2. Remove the inner fenderwell center panel on the driver's side. This will allow you to both see and do the job much more easily on the driver's side. You may also find it helpful to remove the wheel.

3. Unbolt the ASR bracketry from the frame, so that you can slide the ASR unit around to get it out of your way.

4. Unbolt the power steering pump so that you can move it forward around a half inch. This will make it much easier to sneak the plug wires in/out behind the pump.

5. Remove the serpentine belt and tensioner.

6. Use dielectric grease in the boots at both ends of the wires. Be sure to "burp" the air out of the boots after you get each of them pushed firmly into place, so that the trapped air doesn't try to push the wires off later.

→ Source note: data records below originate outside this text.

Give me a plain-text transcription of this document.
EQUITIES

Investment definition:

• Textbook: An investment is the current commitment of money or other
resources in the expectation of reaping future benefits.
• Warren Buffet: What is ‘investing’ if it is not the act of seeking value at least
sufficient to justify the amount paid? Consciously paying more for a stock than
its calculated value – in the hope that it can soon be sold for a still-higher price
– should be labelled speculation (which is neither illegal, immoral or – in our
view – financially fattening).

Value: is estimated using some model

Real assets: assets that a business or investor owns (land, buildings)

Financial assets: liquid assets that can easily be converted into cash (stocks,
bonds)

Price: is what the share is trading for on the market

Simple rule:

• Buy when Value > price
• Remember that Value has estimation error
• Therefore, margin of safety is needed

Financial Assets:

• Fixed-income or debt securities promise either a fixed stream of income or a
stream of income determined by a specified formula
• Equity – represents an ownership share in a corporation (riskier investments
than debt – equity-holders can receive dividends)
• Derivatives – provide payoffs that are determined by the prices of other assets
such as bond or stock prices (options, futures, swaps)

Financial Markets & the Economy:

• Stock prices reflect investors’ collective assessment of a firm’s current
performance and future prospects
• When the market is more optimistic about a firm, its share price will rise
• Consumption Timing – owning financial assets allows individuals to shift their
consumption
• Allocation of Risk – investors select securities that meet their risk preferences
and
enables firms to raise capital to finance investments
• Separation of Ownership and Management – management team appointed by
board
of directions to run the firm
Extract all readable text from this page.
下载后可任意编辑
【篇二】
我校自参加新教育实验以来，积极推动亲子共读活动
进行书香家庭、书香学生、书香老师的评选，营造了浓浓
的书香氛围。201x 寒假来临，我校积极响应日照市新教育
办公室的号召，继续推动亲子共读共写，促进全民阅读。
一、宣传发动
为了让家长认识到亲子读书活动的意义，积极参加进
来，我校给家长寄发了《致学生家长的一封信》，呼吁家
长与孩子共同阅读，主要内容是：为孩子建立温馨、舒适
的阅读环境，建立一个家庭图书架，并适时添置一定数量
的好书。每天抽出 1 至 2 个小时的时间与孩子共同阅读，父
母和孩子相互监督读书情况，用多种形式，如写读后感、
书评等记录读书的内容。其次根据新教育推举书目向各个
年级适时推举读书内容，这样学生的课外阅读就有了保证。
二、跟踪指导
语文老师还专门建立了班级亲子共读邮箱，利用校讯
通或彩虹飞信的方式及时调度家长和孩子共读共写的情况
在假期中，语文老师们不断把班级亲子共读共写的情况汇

Take your time, work with care, and pay attention to what you're doing. The OEM replacement plug wires from your Chevy dealer are high quality parts, and will route (and fit into the wire looms) correctly. Run the new wires properly, and make sure they stay away from anything that moves, is sharp, or gets hot.

The passenger's side is not such a bad job. The driver's side is a Queen Royal Bitch (mostly because all of the belt-driven accessories are hanging on the driver’s side of the front of LT1/LT4 engines, and they leave little room for you to work or see what you’re doing). With plenty of patience, beer and Band-Aids, you'll get it done.